Tips You Can Use While Moving To A New Area
Moving to a new area can be life altering. Whether that change would be for the good or for the worse cannot be preempted. But you can do a few things that would limit the chances of encountering the worse. You might be moving for a new job, business, higher education or for any other reason. Regardless of that, you should have a strategy. The first time you move to a new area, which could be in your state or beyond, the whole challenge will seem daunting. But you can take the right steps, at least pertaining to what is within your reach.
- First, don’t finalize moving to a new area unless you know absolutely everything about that place. Don’t move just because you have got a great job. The neighborhoods where you might or can stay, the standard of living, the cost of living index, crime rates, quality of schools, parks and recreations if you have a family with kids and several such factors must be accounted for. The company where you get a job, the nature of your business or the university where you get admitted will only be a part of your life in the new place. There would be much more to life and those checkboxes have to be ticked as well.
- When you are moving to a new area, don’t sell the house you have been living in and don’t buy a house straightaway. Keep the old house for a while, that is if you intend to sell it eventually. You may want to move back in the future and thus keeping the house will be wise. Don’t buy a house in the new place as that would cost you a lot of money and you may not like staying there after some time. So rent a place and even if you sell your old house in a few months after moving to a new area, don’t use the available funds to buy a new house immediately.

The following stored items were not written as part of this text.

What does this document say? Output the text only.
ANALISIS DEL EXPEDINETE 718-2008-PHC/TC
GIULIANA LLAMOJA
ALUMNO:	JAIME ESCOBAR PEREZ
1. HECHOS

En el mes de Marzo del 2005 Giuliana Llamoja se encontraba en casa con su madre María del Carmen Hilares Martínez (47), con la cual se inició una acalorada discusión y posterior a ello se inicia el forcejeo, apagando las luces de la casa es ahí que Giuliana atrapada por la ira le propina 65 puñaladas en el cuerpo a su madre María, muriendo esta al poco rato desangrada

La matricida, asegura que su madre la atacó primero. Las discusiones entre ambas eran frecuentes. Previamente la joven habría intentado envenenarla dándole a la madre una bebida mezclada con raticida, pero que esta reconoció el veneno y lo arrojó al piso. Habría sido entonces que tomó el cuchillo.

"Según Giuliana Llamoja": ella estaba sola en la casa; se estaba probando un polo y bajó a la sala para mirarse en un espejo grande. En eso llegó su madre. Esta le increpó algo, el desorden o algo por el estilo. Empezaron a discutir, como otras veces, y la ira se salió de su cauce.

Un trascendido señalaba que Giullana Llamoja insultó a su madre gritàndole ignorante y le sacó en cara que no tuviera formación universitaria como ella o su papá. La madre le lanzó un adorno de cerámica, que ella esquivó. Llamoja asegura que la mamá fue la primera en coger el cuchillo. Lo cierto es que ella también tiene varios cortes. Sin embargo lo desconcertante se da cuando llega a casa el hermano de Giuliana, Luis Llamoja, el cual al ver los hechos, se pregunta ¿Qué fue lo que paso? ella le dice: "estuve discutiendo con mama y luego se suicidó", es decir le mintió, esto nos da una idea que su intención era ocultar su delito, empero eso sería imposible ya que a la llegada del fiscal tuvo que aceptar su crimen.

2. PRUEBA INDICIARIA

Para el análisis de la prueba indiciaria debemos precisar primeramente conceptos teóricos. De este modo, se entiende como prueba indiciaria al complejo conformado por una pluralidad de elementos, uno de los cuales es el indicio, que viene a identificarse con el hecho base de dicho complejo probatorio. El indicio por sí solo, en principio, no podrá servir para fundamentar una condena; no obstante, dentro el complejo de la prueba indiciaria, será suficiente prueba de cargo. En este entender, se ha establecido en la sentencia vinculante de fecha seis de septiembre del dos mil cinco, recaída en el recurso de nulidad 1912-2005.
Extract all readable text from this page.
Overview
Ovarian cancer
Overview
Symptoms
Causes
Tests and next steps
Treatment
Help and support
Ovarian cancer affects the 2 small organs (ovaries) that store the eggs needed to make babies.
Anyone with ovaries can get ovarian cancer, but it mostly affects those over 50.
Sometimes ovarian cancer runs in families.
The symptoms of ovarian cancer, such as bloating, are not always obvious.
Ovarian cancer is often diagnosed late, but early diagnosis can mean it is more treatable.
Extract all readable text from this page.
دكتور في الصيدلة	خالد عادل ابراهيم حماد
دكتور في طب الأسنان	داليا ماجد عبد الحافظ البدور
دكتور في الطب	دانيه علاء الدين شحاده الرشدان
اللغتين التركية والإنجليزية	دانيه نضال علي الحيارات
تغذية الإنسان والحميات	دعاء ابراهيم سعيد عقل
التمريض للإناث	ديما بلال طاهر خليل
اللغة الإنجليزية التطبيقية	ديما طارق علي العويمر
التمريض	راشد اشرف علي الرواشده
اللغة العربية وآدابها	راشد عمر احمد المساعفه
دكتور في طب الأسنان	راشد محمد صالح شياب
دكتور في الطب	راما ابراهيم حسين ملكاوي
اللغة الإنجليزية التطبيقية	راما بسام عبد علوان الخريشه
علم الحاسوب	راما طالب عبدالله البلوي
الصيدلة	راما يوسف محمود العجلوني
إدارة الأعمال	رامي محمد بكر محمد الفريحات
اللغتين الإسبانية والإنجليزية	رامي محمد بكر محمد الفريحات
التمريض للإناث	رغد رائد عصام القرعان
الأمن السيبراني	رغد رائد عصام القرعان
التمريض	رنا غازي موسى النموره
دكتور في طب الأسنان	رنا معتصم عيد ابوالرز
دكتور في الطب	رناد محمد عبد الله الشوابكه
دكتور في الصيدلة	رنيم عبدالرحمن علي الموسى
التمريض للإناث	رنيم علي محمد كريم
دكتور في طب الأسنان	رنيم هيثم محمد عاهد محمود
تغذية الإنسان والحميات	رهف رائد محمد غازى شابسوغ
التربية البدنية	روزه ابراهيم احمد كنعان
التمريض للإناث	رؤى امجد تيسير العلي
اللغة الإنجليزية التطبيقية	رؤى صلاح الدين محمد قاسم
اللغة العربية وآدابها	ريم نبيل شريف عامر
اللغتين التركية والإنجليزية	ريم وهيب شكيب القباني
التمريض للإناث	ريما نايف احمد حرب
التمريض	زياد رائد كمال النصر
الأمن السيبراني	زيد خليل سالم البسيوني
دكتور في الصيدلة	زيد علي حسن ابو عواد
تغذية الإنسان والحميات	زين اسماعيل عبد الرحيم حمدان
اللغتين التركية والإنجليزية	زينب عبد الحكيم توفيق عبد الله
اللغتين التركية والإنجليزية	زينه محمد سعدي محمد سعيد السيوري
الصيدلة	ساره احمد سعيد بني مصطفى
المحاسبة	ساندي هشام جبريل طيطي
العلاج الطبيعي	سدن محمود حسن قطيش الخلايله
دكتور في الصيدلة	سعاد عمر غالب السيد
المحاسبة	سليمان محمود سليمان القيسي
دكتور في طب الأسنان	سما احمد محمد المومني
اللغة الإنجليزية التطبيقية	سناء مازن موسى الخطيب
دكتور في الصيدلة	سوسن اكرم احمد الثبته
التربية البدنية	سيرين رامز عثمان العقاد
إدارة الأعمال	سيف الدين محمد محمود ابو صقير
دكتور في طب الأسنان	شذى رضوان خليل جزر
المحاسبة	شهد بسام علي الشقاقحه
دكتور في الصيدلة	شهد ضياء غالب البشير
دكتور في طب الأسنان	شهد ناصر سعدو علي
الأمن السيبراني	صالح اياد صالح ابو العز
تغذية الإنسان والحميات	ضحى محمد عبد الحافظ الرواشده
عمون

- Moving to a new area can be taxing. If you have a family, then the experience can be even more tedious. You need to prepare yourself psychologically and support your family. Kids may have the easiest time moving to a new area or the most difficult task to adapt to the new settings. The same applies to adults. It all depends on how an individual reacts to the change. Be prepared for the good, the bad and the ugly.
- Hire the appropriate moving help to ensure that you are not overwhelmed by the move. You can ask people you know on Facebook if they have used a moving service. You might be surprised that many have hired movers to help them. You most likely will get a good couple of recommendations, then you can start soliciting bids. Make sure that the moving company is licensed and insured.
- Determine the costs upfront. Ask the movers for a bid. Typically, they will give you an hourly rate. Consider the cost of maintaining a second home until you can sell it and the tax penalties you might have after you have sold it.
- If the move is not too far, consider renting out your previous home (if you are an owner). Many advantages can be found in renting out a home that you used to live in. There are tax deductions for depreciation you may qualify for and if you have related business expenses, you might be able to reduce the tax burden on your additional income from a rental. It certainly gets trickier if you have a mortgage you have to serve on the previous home, but it is worth investigating. We recommend you speak to your CPA (Certified Public Accountant) and an attorney about the legal requirements of being a landlord. Often the law protects the landlord pretty well.